Upperline Restaurant
An excellent choice for contemporary Creole food in romantic surroundings. Owner JoAnn Clevenger loves her city - it's art, its architecture, its cuisine - and Upperline reflects these passions. She plays the charming hostess, making sure each guest feels welcome in her beautiful old house, its walls covered with vibrant paintings. Diners are then treated to exquisite Creole dishes.

Monkey Hill Bar
Toward the quiet end of Magazine St, Monkey Hill looks and feels like a neighborhood bar, which it basically is. But it’s one of the best happy-hour (3pm to 8pm week nights) spots in this part of town and hosts some good live music on a monthly basis. If you’re getting off work and near Audubon Park, there’s no reason not to stop on in.

Green Goddess
Down a quiet alley off the Quarter, the Green Goddess is not only part of Nola's current mixologist craze (blueberry, basil, black pepper and jalapeño martini, anyone?) but is a global fusion godsend when you just can't bear another plate of red beans and rice. Not that an Irish porter cheddar grilled cheese melted with pear butter is any healthier, but it sure does send your taste buds on a welcomed journey elsewhere.

Around the corner from Cochon, Chef Donald Link makes his in-house cured meat philosophy accessible to all budgets at this don't-miss butcher shop–deli and bar. Sandwich highlights here include milk-fed pork Cubans, Carolina-style pulled pork, the Cochon muffaletta and the Buckboard bacon melt. Pair it with pancetta mac 'n' cheese and bacon pralines. This is an empire in the making.

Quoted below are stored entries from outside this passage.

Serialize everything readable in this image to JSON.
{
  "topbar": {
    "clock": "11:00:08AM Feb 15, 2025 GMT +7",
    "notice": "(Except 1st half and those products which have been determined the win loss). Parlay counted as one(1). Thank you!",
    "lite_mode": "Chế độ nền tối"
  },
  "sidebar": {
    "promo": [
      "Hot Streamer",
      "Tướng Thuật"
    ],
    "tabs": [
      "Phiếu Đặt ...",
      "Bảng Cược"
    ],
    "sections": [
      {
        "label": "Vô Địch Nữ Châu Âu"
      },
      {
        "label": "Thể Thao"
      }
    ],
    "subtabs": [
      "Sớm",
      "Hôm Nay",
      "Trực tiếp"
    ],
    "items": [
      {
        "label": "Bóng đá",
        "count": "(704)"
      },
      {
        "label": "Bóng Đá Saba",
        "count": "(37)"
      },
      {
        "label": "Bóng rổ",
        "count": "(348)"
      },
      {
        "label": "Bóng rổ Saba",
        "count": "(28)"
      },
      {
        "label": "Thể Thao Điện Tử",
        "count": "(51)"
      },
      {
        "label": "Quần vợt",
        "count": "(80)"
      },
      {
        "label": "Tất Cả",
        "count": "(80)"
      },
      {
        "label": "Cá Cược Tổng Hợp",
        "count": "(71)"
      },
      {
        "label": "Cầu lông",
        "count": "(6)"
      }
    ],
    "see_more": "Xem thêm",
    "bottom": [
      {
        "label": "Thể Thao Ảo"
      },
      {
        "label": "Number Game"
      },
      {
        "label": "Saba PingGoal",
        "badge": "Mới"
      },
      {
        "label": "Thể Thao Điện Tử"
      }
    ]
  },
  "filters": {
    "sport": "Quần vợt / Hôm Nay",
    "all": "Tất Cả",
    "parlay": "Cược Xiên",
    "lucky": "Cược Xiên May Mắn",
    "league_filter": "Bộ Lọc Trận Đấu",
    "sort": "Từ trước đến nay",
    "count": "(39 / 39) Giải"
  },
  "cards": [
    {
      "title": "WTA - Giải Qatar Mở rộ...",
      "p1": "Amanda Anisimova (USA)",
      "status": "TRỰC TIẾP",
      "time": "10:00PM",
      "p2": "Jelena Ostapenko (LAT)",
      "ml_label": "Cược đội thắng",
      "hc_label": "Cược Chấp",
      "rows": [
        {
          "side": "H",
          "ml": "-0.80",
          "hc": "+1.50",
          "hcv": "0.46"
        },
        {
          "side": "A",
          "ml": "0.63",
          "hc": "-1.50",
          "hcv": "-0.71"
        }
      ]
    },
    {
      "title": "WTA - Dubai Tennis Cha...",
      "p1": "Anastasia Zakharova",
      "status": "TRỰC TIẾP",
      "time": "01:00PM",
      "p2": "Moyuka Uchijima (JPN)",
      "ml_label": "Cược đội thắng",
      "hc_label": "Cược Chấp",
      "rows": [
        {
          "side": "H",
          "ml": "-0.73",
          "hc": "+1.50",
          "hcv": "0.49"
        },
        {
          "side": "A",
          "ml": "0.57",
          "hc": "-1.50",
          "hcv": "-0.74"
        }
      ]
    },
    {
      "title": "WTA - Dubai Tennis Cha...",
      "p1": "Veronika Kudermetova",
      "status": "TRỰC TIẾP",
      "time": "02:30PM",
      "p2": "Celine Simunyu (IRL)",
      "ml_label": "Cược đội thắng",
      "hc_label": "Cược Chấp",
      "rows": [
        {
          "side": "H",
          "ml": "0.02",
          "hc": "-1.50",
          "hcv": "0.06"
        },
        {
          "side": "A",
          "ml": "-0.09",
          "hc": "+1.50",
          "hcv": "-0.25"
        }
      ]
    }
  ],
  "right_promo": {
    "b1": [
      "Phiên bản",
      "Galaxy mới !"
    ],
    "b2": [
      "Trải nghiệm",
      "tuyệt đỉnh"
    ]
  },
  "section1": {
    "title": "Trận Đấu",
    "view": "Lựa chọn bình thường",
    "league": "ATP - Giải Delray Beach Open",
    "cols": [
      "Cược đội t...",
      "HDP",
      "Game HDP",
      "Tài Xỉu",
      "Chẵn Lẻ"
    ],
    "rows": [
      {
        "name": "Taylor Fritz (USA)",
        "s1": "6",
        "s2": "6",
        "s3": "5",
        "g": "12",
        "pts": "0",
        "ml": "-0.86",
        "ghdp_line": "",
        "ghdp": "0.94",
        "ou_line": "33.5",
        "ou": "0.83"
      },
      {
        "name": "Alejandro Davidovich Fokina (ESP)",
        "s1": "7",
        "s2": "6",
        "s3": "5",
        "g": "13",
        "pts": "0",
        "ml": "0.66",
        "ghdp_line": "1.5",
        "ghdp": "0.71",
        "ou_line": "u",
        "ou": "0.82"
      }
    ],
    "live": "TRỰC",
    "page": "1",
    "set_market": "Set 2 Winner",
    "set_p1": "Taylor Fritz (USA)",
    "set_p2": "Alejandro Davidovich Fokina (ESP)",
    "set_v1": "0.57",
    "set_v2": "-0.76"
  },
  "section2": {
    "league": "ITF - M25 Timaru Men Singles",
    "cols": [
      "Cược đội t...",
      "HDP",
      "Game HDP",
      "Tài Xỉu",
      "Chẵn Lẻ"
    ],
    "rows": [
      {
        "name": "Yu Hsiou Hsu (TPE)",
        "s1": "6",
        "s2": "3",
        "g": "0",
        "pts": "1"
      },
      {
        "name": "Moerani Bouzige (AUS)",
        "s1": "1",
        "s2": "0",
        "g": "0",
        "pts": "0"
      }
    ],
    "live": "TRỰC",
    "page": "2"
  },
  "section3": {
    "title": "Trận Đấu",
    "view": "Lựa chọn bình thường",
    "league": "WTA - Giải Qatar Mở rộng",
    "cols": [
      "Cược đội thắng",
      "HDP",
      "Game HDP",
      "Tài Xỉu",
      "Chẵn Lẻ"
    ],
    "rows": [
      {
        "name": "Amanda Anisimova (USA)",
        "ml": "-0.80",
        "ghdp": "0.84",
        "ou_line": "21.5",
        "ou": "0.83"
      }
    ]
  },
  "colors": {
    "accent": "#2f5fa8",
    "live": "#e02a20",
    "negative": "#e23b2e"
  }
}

This hipster farm-to-table hangout in a former gas station dishes out simple, sustainable comfort food free of horrible stuff like hormones, pesticides and other crap that makes food taste like cardboard – so says the owner. The natural, grass-fed burger is indeed great and the limited menu features Gulf fish tacos, adult-style grilled cheese and organic lime chicken, which is gobbled down by Riverbend's cooler-than-thou set in an aluminum-sided, silo-chic gourmet shack.

Three Muses
This newcomer was an instant hit with both musicians and foodies – they've managed to happily marry an excellent soundtrack with gourmet cuisine in a more intimate room than most on Frenchman. There's loads of great local art to peruse between acts and courses. Start here.